I t feels as if I’m hallucinating: as I lie on the floor, the ceiling suddenly sinks towards me and the walls begin to tilt at an impossible angle. It is my first experience of zero gravity on an European Space Agency (Esa) parabolic flight. In theory I know what is going on, but my brain just cannot grasp that it is actually me that is floating, that I’m suspended midair.

I am accompanying Britain’s first female Esa astronaut, Rosemary Coogan, on the flight as part of her zero gravity training for a potential six-month deployment to the International Space Station. During the three-hour flight, sometimes referred to as the vomit comet, the plane will trace out 31 parabolas – soaring arcs in the sky.

As we await take-off, any nerves I felt have been replaced by excitement, my confidence bolstered by the spacesuit I have been issued and a generous injection of antinausea medication.

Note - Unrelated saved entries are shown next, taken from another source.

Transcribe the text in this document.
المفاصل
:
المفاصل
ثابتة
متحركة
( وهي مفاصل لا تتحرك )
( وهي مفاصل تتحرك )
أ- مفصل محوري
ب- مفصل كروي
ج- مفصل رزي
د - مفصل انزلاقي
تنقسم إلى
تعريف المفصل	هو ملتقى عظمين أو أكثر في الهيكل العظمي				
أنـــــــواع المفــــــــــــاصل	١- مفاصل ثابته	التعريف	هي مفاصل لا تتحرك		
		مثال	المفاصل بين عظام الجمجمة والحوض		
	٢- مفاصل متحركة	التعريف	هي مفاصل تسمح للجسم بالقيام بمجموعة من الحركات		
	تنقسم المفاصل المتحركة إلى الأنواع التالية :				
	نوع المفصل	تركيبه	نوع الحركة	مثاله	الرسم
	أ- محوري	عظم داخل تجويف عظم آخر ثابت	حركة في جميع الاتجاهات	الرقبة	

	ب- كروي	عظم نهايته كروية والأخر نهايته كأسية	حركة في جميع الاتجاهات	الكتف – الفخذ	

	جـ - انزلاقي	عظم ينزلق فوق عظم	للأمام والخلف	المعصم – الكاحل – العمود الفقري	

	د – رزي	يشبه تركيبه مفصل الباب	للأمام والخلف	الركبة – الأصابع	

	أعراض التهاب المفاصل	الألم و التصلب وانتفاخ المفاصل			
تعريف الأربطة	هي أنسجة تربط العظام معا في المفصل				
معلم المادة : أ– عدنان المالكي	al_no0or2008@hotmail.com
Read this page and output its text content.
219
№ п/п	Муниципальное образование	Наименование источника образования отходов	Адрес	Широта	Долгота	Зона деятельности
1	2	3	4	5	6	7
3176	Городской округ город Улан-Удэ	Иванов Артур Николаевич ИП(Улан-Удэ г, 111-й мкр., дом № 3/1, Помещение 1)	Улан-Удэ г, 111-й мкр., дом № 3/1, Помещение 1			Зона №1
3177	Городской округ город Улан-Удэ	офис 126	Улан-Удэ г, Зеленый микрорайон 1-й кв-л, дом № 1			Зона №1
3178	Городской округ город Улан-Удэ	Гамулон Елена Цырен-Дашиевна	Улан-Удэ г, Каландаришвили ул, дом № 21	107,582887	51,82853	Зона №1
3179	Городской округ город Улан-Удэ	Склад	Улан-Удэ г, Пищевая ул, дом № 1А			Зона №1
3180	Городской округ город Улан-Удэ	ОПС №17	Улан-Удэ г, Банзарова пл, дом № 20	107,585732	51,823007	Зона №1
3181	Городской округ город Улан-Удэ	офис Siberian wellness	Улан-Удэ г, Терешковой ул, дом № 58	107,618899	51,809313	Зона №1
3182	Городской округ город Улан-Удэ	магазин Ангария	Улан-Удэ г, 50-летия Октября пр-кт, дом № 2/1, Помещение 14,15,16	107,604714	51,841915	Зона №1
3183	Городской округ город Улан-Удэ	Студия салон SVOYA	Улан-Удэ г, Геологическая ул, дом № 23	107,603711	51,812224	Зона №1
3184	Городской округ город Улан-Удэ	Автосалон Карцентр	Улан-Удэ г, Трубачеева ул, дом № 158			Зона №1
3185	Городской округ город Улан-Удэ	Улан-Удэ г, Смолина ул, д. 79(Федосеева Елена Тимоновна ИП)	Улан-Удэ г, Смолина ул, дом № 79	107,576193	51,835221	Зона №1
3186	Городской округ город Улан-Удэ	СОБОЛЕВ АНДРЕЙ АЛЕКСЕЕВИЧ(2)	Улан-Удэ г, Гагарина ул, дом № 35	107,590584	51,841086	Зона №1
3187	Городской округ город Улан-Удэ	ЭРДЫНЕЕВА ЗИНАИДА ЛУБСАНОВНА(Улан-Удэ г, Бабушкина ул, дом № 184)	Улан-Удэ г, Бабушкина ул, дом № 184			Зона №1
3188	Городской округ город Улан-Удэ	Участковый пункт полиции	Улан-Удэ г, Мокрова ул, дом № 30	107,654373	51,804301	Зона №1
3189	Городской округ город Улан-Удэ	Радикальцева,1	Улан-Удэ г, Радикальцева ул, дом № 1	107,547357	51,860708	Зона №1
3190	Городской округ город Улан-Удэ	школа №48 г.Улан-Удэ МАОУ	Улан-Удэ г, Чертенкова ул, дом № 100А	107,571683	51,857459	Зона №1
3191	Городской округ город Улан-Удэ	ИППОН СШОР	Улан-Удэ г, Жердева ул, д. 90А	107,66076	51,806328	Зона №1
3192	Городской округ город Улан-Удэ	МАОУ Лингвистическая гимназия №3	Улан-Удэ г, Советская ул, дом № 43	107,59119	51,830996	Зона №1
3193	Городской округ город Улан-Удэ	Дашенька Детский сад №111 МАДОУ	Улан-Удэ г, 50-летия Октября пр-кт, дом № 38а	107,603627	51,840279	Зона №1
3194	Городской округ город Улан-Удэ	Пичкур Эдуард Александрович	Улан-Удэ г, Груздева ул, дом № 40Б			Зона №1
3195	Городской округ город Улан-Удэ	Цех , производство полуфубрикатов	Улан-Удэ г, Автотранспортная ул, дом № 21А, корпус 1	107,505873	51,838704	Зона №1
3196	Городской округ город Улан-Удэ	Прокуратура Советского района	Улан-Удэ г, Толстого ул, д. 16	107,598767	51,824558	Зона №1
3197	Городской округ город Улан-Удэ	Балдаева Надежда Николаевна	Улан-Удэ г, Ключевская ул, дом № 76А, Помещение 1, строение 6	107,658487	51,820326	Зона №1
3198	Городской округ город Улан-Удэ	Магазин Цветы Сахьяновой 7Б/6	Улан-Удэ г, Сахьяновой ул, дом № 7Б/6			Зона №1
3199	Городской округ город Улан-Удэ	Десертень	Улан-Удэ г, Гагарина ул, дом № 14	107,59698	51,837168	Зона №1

The plane will not, literally, be exiting the Earth’s gravitational sphere. Instead, it follows a rollercoaster trajectory designed to simulate zero gravity. Each parabola begins with a steep climb, with the plane reaching a 50-degree angle and close to its maximum speed. At this point, the engines are all but cut and the plane and everyone within are slingshotted into a freefall trajectory. Gravity still exists in the outside world, but not within the plane’s frame of reference. After 22 seconds, the engines rev up again, the plane nosedives and anyone airbound will be dumped unceremoniously back on the floor.